En primer lugar, es necesario apuntar que en la ortodoncia en niños existe un momento que supone un punto de inflexión: se trata de la sustitución de los dientes temporales o dentición decidua, lo que conocemos comúnmente como dientes de leche. Este momento marca un antes y un después en la dentadura, y define también el tipo de ortodoncia que se utiliza para corregir los dientes torcidos del niño. 

Una ortodoncia diferente antes y después de la caída de los dientes de leche

De forma previa a la caída de los dientes de leche, se recomiendan tratamientos de ortodoncia preventiva o interceptiva para prevenir o interceptar el desarrollo de maloclusiones futuras. Generalmente se trata de sistemas no fijos, que se pueden quitar y poner en cualquier momento. Para su fabricación, habitualmente se utilizan materiales acrílicos,  que se sujetan por medio de pequeños ganchos metálicos a los molares. El principal objetivo de esta ortodoncia removible es el de corregir hábitos o problemas de tamaño y/o posición de los huesos maxilares.

El tiempo de uso marca los resultados obtenidos por los aparatos removibles, es decir, mientras más horas se lleve puesto, la corrección se realiza de una manera más rápida y efectiva. Al menos, debería usarse durante toda la noche y durante algunas horas del día. 

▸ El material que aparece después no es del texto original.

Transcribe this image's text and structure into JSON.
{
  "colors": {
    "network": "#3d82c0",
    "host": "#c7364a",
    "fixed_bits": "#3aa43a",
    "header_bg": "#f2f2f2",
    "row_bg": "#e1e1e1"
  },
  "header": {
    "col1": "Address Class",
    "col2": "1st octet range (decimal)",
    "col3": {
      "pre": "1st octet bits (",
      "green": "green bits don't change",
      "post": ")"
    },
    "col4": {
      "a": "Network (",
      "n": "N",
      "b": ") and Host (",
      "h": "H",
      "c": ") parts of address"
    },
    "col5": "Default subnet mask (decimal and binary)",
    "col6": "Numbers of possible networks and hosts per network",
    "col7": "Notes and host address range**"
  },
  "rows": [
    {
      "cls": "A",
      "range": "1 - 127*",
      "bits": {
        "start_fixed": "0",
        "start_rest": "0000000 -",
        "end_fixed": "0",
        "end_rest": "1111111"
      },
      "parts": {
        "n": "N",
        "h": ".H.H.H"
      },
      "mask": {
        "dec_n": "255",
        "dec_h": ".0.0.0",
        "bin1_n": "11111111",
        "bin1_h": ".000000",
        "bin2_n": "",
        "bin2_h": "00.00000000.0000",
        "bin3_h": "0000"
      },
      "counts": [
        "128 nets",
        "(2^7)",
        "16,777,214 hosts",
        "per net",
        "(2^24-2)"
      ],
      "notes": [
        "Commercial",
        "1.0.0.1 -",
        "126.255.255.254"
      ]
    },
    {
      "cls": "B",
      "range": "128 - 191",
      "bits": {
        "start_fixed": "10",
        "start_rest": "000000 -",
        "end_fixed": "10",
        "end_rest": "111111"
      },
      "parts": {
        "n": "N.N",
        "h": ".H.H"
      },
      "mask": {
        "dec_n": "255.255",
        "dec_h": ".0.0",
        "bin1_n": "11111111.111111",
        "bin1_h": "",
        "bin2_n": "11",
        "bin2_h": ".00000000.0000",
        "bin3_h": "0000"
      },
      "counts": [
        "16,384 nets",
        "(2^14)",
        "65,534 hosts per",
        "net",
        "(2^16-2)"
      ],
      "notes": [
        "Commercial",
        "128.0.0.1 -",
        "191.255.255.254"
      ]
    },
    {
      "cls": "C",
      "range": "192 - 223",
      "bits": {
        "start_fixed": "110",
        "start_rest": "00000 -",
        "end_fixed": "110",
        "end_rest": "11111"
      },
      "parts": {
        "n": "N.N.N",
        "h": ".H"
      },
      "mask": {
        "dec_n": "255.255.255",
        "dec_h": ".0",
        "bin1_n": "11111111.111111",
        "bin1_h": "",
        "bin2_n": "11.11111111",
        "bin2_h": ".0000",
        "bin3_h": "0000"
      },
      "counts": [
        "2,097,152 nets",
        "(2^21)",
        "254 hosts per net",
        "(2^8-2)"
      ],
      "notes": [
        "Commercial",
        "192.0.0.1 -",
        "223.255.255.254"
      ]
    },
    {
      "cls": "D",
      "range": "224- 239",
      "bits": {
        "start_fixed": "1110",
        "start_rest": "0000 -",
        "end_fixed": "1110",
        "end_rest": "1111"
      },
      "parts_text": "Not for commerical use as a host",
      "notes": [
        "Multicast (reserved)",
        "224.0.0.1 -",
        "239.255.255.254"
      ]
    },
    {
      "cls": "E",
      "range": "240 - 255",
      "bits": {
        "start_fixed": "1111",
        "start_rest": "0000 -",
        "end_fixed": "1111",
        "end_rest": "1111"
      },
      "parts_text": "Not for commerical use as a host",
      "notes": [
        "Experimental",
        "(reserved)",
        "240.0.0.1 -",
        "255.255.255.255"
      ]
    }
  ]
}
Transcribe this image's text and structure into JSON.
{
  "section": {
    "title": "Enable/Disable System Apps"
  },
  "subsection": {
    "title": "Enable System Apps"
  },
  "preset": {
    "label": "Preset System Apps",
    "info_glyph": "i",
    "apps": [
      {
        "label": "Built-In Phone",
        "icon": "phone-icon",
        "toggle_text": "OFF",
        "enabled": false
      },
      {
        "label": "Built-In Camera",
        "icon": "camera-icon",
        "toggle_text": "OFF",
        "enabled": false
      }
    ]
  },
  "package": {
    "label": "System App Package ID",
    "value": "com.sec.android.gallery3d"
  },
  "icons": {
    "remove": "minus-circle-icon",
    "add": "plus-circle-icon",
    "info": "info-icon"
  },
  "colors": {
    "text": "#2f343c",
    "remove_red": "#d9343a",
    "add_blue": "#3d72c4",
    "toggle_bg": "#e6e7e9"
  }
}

En una fase posterior, cuando se ha completado la erupción de los dientes definitivos, podemos utilizar sistemas de  ortodoncia fija o brackets. En este caso, los aparatos van cementados a los dientes y no se mueven. Existen diferentes tipos de aparatos fijos pero los más utilizados son los brackets de diferentes tipologías como metálicos o estéticos. Los brackets metálicos, aunque no destacan por su estética, permiten una mejor higiene y se  pueden utilizar con gomas de colores, algo que suele suponer un  atractivo para los más pequeños.

También existen unos aparatos más estéticos, como los brackets de cerámica y de zafiro de los que ya os hemos hablado en entradas anteriores del blog, pero no suelen ser una opción frecuente para ortodoncia infantil.

Primera visita al ortodoncista a los 6 años

¿A qué edad debe hacer un niño entonces su primera visita al dentista experto en ortodoncia? Desde Dentix recomendamos que esta primera revisión se realice alrededor de los 6 años de edad, con el comienzo de la erupción de los primeros molares definitivos, un momento crítico en el que se pueden detectar problemas óseos o funcionales que podrían impedir un correcto desarrollo y una correcta erupción de los dientes definitivos.

La importancia de realizar este tipo de revisiones a una edad tan temprana radica en el hecho de que durante la infancia la estructura ósea es más maleable por el crecimiento y algunas maloclusiones son más fáciles de corregir. A una edad más avanzada también habrá soluciones, pero de mayor complejidad y que probablemente requieran más tiempo. Así que, sin duda, lo mejor es controlar y reconducir cualquier problema dental desde pequeños.